Lomborg is no fan of fossil fuels. Yet he understands the important role they play in our society. In an article published in Project Syndicate, Lomborg points out findings from the United Nations Intergovernmental Panel on Climate Change mapping five alternative global futures. He said: “That study shows that humanity — including the world’s poorest people — will be much better off in a ‘fossilfueled development’ scenario than under a ‘sustainable’ scenario of a lower-CO2 world. And this still holds true even after accounting for climate damage.”

Fossil fuels — petroleum especially, with its energy and byproducts — are essential to stop the rising tide of poverty. They are the most affordable and transportable forms of energy currently on the planet. Yet, in many places around the world, people are regularly denied access to the energy to do the work to earn the money they need to advance. They are not allowed access unless it is the “right” kind of energy. Any modern form of energy is better than cooking your meals on water buffalo dung patties. It is better for the person and better for the environment.

Make no mistake, poverty is the greatest danger to the environment. Oil and natural gas are an essential part of the solution.

If the poorest population cannot afford the energy they need to make life work, then they can’t comply with any environmental initiatives. Those on the precipice of poverty will be forced into poverty by the higher cost of energy. The snowball will grow and the environment will suffer.

It is no accident that rising GDPs around the world are directly correlated to the usage of fossil fuels in those countries.

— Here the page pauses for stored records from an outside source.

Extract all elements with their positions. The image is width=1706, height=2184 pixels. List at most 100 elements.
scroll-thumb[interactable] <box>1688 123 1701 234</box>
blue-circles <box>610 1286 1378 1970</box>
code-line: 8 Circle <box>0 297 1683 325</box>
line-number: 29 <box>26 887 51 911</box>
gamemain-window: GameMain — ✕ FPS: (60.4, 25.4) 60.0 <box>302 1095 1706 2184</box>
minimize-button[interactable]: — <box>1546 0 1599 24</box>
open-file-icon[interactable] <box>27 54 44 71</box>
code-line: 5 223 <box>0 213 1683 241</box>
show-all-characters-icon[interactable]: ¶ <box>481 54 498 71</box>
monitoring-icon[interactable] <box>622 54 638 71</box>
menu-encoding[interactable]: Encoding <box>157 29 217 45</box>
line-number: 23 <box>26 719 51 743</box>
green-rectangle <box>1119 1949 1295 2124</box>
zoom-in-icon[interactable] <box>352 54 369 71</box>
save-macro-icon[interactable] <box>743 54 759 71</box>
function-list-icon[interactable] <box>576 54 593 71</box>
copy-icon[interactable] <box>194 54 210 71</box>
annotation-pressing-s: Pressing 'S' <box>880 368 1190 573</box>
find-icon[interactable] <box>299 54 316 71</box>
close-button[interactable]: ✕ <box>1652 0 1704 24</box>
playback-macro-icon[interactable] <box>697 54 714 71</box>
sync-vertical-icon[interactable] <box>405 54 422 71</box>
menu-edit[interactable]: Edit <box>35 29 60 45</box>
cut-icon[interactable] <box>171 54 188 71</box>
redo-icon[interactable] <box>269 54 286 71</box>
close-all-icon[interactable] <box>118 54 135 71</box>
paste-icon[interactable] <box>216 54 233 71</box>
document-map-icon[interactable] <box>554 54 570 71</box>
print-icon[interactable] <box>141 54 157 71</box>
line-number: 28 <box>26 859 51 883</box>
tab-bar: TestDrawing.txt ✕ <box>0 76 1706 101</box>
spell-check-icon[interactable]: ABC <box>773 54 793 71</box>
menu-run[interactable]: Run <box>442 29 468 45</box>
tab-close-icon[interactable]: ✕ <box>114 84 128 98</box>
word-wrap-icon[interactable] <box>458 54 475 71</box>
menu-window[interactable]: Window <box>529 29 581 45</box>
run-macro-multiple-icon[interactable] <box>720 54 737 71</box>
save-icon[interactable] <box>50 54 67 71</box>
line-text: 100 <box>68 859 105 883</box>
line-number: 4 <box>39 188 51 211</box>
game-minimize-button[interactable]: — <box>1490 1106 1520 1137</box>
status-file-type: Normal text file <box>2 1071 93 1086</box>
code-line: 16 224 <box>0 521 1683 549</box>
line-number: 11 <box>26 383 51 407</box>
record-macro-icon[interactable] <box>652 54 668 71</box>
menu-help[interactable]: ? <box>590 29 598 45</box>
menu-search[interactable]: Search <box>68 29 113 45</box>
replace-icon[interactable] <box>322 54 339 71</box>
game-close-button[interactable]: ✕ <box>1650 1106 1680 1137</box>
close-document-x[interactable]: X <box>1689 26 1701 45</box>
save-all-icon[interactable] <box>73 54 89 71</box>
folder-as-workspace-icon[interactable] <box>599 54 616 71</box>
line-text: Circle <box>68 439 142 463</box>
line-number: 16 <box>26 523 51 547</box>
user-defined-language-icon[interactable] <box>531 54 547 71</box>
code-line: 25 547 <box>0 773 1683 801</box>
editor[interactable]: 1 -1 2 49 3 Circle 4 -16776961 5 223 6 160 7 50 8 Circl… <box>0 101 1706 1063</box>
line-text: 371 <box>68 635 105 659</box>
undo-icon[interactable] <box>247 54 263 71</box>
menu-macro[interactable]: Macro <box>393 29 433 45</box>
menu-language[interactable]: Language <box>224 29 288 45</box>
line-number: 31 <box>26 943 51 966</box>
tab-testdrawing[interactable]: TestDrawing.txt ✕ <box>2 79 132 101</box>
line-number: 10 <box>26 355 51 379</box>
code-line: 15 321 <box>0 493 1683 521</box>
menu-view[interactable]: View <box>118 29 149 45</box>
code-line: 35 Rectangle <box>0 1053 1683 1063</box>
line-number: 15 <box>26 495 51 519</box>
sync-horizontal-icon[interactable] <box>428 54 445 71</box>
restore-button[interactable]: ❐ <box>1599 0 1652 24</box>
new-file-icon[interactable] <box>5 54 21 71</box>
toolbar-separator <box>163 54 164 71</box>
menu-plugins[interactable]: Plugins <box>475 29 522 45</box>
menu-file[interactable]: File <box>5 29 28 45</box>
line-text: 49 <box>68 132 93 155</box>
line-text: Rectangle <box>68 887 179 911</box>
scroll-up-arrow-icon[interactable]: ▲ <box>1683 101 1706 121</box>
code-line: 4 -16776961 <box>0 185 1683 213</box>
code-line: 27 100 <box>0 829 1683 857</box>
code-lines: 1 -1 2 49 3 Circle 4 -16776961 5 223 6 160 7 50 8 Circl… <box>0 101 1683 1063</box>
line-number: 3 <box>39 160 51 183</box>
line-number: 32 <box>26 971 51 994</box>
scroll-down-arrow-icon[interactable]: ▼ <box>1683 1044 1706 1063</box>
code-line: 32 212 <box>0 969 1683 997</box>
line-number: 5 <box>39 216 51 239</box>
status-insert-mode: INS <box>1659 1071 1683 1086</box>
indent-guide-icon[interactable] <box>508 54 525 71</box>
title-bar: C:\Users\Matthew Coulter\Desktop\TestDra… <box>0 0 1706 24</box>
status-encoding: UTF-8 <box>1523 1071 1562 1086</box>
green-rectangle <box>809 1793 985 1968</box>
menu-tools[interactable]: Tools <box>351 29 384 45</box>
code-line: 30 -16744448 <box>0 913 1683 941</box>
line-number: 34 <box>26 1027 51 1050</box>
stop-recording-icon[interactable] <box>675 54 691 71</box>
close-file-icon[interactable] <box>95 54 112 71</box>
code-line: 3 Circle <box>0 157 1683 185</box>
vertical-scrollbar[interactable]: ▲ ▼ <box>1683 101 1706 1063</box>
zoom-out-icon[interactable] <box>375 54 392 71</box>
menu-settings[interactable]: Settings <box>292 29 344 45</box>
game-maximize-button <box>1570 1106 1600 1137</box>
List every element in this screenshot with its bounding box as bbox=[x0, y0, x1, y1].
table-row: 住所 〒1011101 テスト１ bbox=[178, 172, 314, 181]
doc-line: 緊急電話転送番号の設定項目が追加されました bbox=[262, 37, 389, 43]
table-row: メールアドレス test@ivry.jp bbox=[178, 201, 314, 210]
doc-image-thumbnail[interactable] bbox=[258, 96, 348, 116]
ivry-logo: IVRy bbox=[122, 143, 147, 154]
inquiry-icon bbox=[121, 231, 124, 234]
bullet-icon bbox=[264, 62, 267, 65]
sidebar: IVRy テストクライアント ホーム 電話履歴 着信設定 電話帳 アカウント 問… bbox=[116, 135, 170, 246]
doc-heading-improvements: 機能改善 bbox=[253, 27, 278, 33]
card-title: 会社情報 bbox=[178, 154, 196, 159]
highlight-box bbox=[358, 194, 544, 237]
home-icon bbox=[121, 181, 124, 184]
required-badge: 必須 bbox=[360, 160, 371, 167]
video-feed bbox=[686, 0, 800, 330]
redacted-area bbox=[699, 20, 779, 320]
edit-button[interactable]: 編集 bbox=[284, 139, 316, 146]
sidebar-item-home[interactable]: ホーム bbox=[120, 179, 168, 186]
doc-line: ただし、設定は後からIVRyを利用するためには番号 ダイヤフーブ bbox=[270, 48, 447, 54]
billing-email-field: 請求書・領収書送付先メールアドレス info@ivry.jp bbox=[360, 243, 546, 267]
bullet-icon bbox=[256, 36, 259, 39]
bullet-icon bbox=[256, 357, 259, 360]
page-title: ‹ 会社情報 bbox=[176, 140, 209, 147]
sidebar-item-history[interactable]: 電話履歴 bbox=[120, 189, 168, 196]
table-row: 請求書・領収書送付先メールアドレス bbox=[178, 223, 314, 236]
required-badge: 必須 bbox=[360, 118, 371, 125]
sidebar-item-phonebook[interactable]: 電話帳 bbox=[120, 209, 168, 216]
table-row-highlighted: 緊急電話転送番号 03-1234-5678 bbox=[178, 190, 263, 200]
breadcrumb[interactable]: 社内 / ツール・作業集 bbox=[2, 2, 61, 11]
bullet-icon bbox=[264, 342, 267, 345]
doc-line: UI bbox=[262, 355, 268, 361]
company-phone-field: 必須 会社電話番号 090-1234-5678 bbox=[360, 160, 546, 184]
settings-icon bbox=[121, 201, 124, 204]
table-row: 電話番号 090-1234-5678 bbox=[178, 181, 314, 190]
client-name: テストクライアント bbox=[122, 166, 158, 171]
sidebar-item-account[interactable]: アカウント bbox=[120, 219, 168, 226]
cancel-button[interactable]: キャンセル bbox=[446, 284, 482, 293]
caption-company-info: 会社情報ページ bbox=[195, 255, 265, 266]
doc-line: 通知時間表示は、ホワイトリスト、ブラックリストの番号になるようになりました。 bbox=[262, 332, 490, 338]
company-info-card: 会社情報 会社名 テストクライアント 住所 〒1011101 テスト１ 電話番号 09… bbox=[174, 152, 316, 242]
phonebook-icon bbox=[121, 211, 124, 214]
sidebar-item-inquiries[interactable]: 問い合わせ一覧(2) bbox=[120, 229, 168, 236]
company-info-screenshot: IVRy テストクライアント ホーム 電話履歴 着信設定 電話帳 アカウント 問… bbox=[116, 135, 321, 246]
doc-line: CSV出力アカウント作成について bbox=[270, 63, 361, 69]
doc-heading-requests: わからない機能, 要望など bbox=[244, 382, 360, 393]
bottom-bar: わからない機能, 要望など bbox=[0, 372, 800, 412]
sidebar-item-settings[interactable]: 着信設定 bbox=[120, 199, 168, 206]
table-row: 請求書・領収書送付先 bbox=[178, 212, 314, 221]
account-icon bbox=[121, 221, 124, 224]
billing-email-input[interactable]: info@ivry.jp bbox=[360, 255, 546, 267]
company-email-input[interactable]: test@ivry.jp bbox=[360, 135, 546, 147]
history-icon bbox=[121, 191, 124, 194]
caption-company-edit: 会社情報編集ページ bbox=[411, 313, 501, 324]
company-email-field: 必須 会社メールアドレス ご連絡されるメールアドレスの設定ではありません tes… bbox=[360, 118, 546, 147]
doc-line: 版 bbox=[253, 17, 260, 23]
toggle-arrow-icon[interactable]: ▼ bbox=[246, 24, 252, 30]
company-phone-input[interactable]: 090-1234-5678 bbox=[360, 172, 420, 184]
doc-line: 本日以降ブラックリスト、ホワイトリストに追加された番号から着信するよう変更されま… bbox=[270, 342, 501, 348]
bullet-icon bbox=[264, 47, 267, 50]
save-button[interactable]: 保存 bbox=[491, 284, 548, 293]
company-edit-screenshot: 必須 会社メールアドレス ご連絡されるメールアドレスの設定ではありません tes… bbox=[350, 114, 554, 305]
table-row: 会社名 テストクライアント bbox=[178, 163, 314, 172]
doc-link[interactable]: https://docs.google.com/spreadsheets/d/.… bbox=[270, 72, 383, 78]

The more energy people have, the more work they can do, the more money they make, the better they live and the better they take care of the environment.

The fact of the matter is the United States does a better job than anyone else in producing, refining, transporting and utilizing petroleum. Especially here in Kansas — where the vast majority are local, independent producers — energy producers work in the communities where they live. They go to the same churches, restaurants, social clubs and sporting events you do. They drink the same water, hunt in the same fields and enjoy the same landscapes. They care about the environment, because it is their environment too. And they do a better job producing oil than any other country on Earth.

If you truly care about the environment, then you want petroleum produced here in the United States. If you truly care about those in the greatest need, then you want petroleum produced here in the United States. No other resource is better suited to enable people to pull themselves up by their own bootstraps. Affordable, reliable energy is the key to reducing poverty and better protecting the environment.